Christof Wecker ist Professor für Empirische Unterrichtsforschung an der Universität Hildesheim. Zu seinen Forschungsschwerpunkten zählen unterrichtsmethodische Handlungsformen, fächerübergreifende Kompetenzen und evidenzbasierte Praxis. Im DFG-Projekt „Förderung von Kompetenzen der Diagnose des wissenschaftlichen Denkens und Argumentierens“ im Rahmen der DFG-Forschungsgruppe „Förderung von Diagnosekompetenzen in simulationsbasierten Lernumgebungen in der Hochschule“ (COSIMA) befasst er sich mit dem Einsatz von Unterrichtsvideosimulationen zur Förderung des Erwerbs professioneller Kompetenzen bei zukünftigen Lehrkräften.

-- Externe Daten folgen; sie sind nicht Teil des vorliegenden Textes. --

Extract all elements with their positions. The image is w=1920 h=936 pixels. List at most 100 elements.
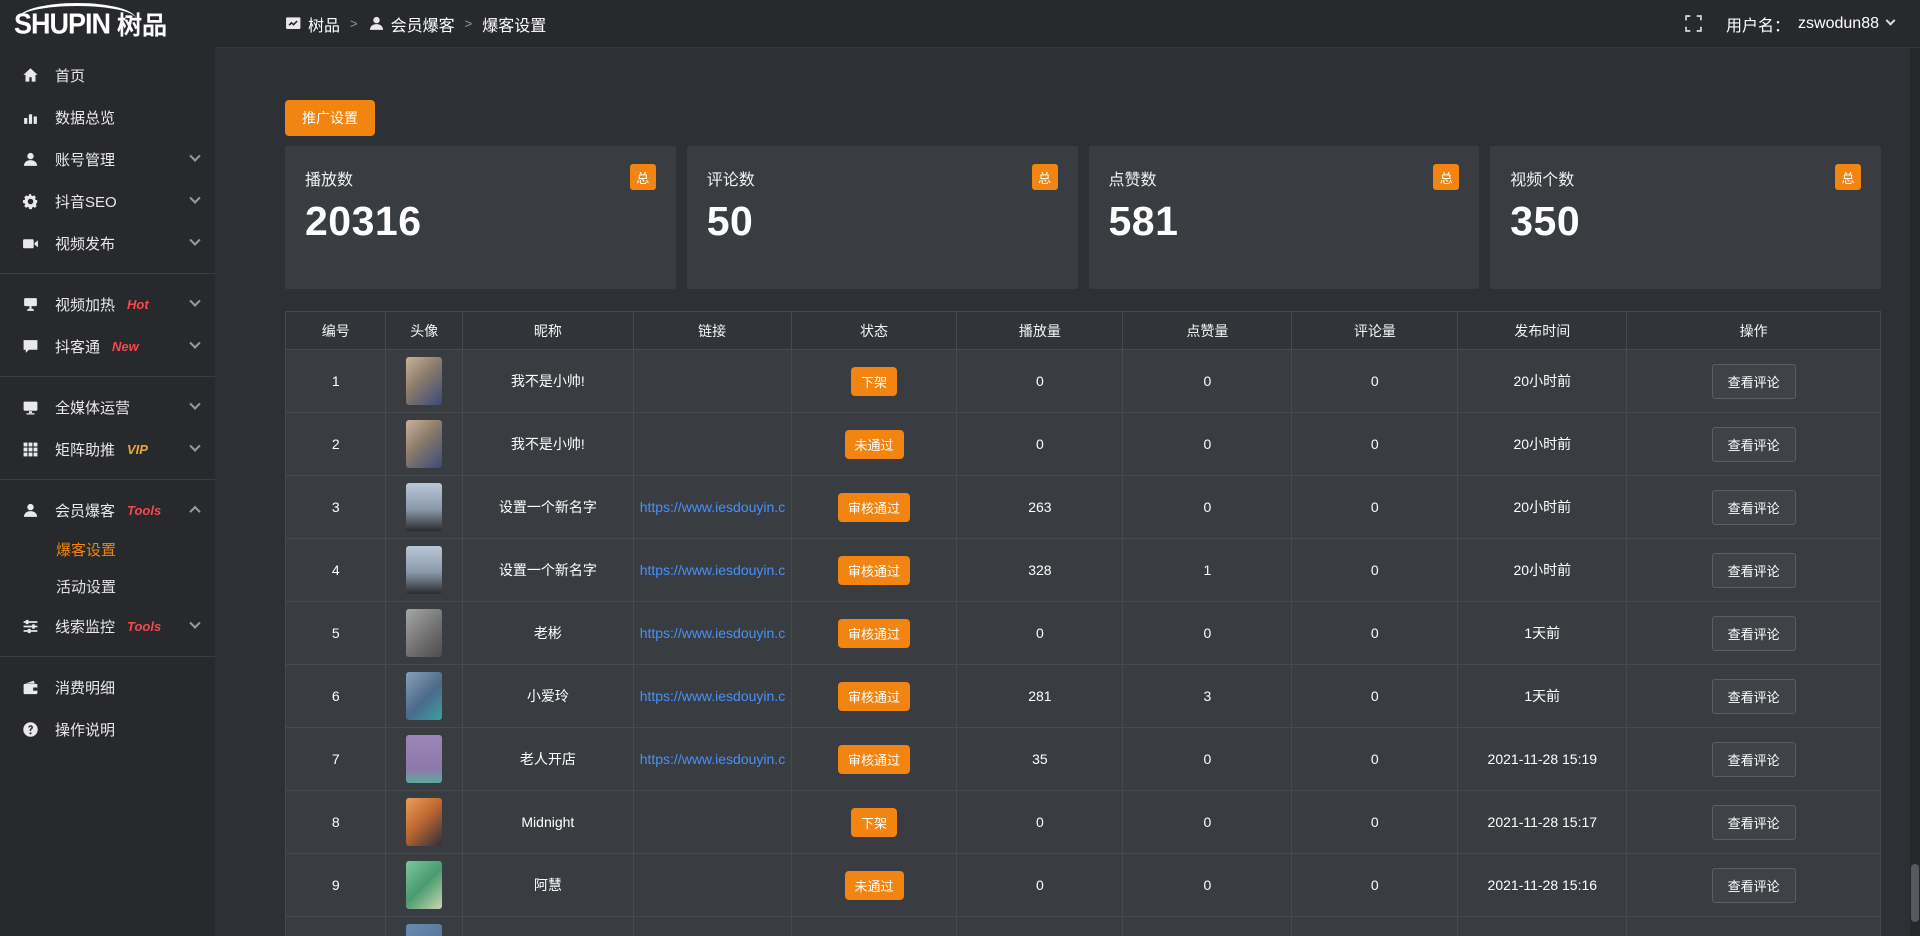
breadcrumb-member-baoke[interactable]: 会员爆客 bbox=[368, 12, 455, 36]
table-row: 7 老人开店 https://www.iesdouyin.c 审核通过 35 0… bbox=[286, 728, 1881, 791]
view-comments-button[interactable]: 查看评论 bbox=[1712, 553, 1796, 588]
promo-settings-button[interactable]: 推广设置 bbox=[285, 100, 375, 136]
view-comments-button[interactable]: 查看评论 bbox=[1712, 868, 1796, 903]
cell-likes bbox=[1123, 917, 1292, 936]
sidebar-item-member-baoke[interactable]: 会员爆客 Tools bbox=[0, 489, 215, 531]
sidebar-item-matrix-boost[interactable]: 矩阵助推 VIP bbox=[0, 428, 215, 470]
stat-card-label: 点赞数 bbox=[1109, 166, 1460, 190]
cell-number: 6 bbox=[286, 665, 386, 728]
topbar: 树品 > 会员爆客 > 爆客设置 用户名：zswodun88 bbox=[215, 0, 1920, 48]
table-row: 5 老彬 https://www.iesdouyin.c 审核通过 0 0 0 … bbox=[286, 602, 1881, 665]
sidebar-item-video-publish[interactable]: 视频发布 bbox=[0, 222, 215, 264]
cell-time: 2021-11-28 15:16 bbox=[1458, 854, 1627, 917]
chevron-down-icon bbox=[189, 338, 200, 349]
cell-comments: 0 bbox=[1292, 602, 1458, 665]
status-badge: 审核通过 bbox=[838, 493, 910, 522]
cell-plays: 0 bbox=[957, 854, 1123, 917]
cell-plays: 0 bbox=[957, 413, 1123, 476]
sidebar-item-account-management[interactable]: 账号管理 bbox=[0, 138, 215, 180]
total-badge: 总 bbox=[1835, 164, 1861, 190]
grid-icon bbox=[22, 441, 40, 458]
logo-text-en: SHUPIN bbox=[14, 8, 110, 41]
cell-avatar bbox=[386, 791, 463, 854]
cell-nickname: 设置一个新名字 bbox=[463, 476, 634, 539]
cell-comments: 0 bbox=[1292, 539, 1458, 602]
videos-table-wrap: 编号头像昵称链接状态播放量点赞量评论量发布时间操作 1 我不是小帅! 下架 0 … bbox=[285, 311, 1881, 936]
breadcrumb-baoke-settings[interactable]: 爆客设置 bbox=[482, 12, 546, 36]
breadcrumb-separator: > bbox=[350, 16, 358, 31]
stat-card-label: 评论数 bbox=[707, 166, 1058, 190]
sidebar-item-clue-monitor[interactable]: 线索监控 Tools bbox=[0, 605, 215, 647]
view-comments-button[interactable]: 查看评论 bbox=[1712, 616, 1796, 651]
avatar bbox=[406, 420, 442, 468]
view-comments-button[interactable]: 查看评论 bbox=[1712, 427, 1796, 462]
user-menu[interactable]: 用户名：zswodun88 bbox=[1726, 12, 1894, 36]
wallet-icon bbox=[22, 679, 40, 696]
avatar bbox=[406, 609, 442, 657]
cell-time: 20小时前 bbox=[1458, 350, 1627, 413]
breadcrumb-separator: > bbox=[465, 16, 473, 31]
view-comments-button[interactable]: 查看评论 bbox=[1712, 805, 1796, 840]
view-comments-button[interactable]: 查看评论 bbox=[1712, 742, 1796, 777]
video-link[interactable]: https://www.iesdouyin.c bbox=[634, 751, 791, 767]
sidebar-item-home[interactable]: 首页 bbox=[0, 54, 215, 96]
sidebar-item-douketong[interactable]: 抖客通 New bbox=[0, 325, 215, 367]
video-link[interactable]: https://www.iesdouyin.c bbox=[634, 688, 791, 704]
sidebar-subitem-baoke-settings[interactable]: 爆客设置 bbox=[0, 531, 215, 568]
cell-likes: 0 bbox=[1123, 602, 1292, 665]
breadcrumb-label: 会员爆客 bbox=[391, 12, 455, 36]
cell-nickname: 小爱玲 bbox=[463, 665, 634, 728]
sidebar-item-label: 会员爆客 bbox=[55, 500, 115, 521]
cell-action: 查看评论 bbox=[1627, 413, 1881, 476]
cell-avatar bbox=[386, 539, 463, 602]
status-badge: 审核通过 bbox=[838, 745, 910, 774]
cell-number: 4 bbox=[286, 539, 386, 602]
cell-comments bbox=[1292, 917, 1458, 936]
sidebar-item-label: 视频发布 bbox=[55, 233, 115, 254]
cell-number: 7 bbox=[286, 728, 386, 791]
sidebar-item-all-media-operation[interactable]: 全媒体运营 bbox=[0, 386, 215, 428]
sidebar-item-consumption-details[interactable]: 消费明细 bbox=[0, 666, 215, 708]
status-badge: 下架 bbox=[851, 367, 897, 396]
video-link[interactable]: https://www.iesdouyin.c bbox=[634, 562, 791, 578]
chevron-down-icon bbox=[189, 151, 200, 162]
sidebar-item-data-overview[interactable]: 数据总览 bbox=[0, 96, 215, 138]
sidebar-item-video-heat[interactable]: 视频加热 Hot bbox=[0, 283, 215, 325]
chevron-down-icon bbox=[189, 399, 200, 410]
column-header: 点赞量 bbox=[1123, 312, 1292, 350]
cell-nickname: Midnight bbox=[463, 791, 634, 854]
cell-avatar bbox=[386, 917, 463, 936]
sidebar-item-operation-guide[interactable]: 操作说明 bbox=[0, 708, 215, 750]
cell-time: 20小时前 bbox=[1458, 476, 1627, 539]
view-comments-button[interactable]: 查看评论 bbox=[1712, 679, 1796, 714]
fullscreen-icon[interactable] bbox=[1685, 15, 1702, 32]
cell-avatar bbox=[386, 413, 463, 476]
view-comments-button[interactable]: 查看评论 bbox=[1712, 490, 1796, 525]
breadcrumb-shupin[interactable]: 树品 bbox=[285, 12, 340, 36]
chevron-up-icon bbox=[189, 506, 200, 517]
table-row: 2 我不是小帅! 未通过 0 0 0 20小时前 查看评论 bbox=[286, 413, 1881, 476]
vertical-scrollbar[interactable] bbox=[1910, 48, 1920, 936]
avatar bbox=[406, 861, 442, 909]
column-header: 操作 bbox=[1627, 312, 1881, 350]
cell-nickname: 我不是小帅! bbox=[463, 413, 634, 476]
cell-likes: 0 bbox=[1123, 413, 1292, 476]
cell-action: 查看评论 bbox=[1627, 665, 1881, 728]
cell-comments: 0 bbox=[1292, 854, 1458, 917]
cell-comments: 0 bbox=[1292, 791, 1458, 854]
cell-number: 1 bbox=[286, 350, 386, 413]
video-link[interactable]: https://www.iesdouyin.c bbox=[634, 625, 791, 641]
cell-link: https://www.iesdouyin.c bbox=[633, 665, 791, 728]
breadcrumb-label: 爆客设置 bbox=[482, 12, 546, 36]
view-comments-button[interactable]: 查看评论 bbox=[1712, 364, 1796, 399]
scrollbar-thumb[interactable] bbox=[1911, 864, 1919, 922]
cell-status: 未通过 bbox=[791, 413, 957, 476]
sidebar-item-douyin-seo[interactable]: 抖音SEO bbox=[0, 180, 215, 222]
video-link[interactable]: https://www.iesdouyin.c bbox=[634, 499, 791, 515]
column-header: 编号 bbox=[286, 312, 386, 350]
sliders-icon bbox=[22, 618, 40, 635]
video-icon bbox=[22, 235, 40, 252]
sidebar-subitem-activity-settings[interactable]: 活动设置 bbox=[0, 568, 215, 605]
chevron-down-icon bbox=[189, 235, 200, 246]
table-row: 8 Midnight 下架 0 0 0 2021-11-28 15:17 查看评… bbox=[286, 791, 1881, 854]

Kurzzusammenfassung des Vortrags

Simulationsbasiertes Lernen mit Videos in der Lehrkräftebildung

In diesem Vortrag wird der Einsatz von Unterrichtsvideos im Hinblick auf den Erwerb von Unterrichtskompetenzen betrachtet. Ausgehend vom einschlägigen Forschungsstand werden Unterrichtsvideosimulationen als Ansatz für das Training derartiger Kompetenzen vorgestellt. Eine Simulation bildet einen Realitätsausschnitt ab, ermöglicht Eingriffe durch die Nutzerinnen und Nutzer und hängt in ihrem weiteren Verlauf von deren Entscheidungen und Verhalten ab. Simulationsbasiertes Lernen eignet sich daher als Gelenkstück zwischen dem Erwerb deklarativen Wissens über wissenschaftliche Erkenntnisse, der in universitären Lehrveranstaltungen im Vordergrund steht, und deren Anwendung und Übung in der Praxis, wie sie durch Praxisphasen ermöglicht werden sollen. Es wird eine Plattform für videobasierte Simulationen zur Förderung von Kompetenzen der Diagnose von Fähigkeiten im wissenschaftlichen Denken im Physik- und Biologieunterricht vorgestellt, die im Projekt „Förderung von Kompetenzen der Diagnose des wissenschaftlichen Denkens und Argumentierens“ im Rahmen der DFG-Forschungsgruppe „Förderung von Diagnosekompetenzen in simulationsbasierten Lernumgebungen in der Hochschule“ (COSIMA) entwickelt und eingesetzt wird. Auf dieser Plattform können Lehramtsstudierende Schülerinnen und Schüler beim Experimentieren beobachten und durch die Auswahl von geeigneten Fragen weitere diagnostisch relevante Informationen zu deren Fähigkeiten im wissenschaftlichen Denken sammeln. Im Vortrag wird insbesondere auf Arbeiten zur Validierung des simulierten Diagnosesettings eingegangen.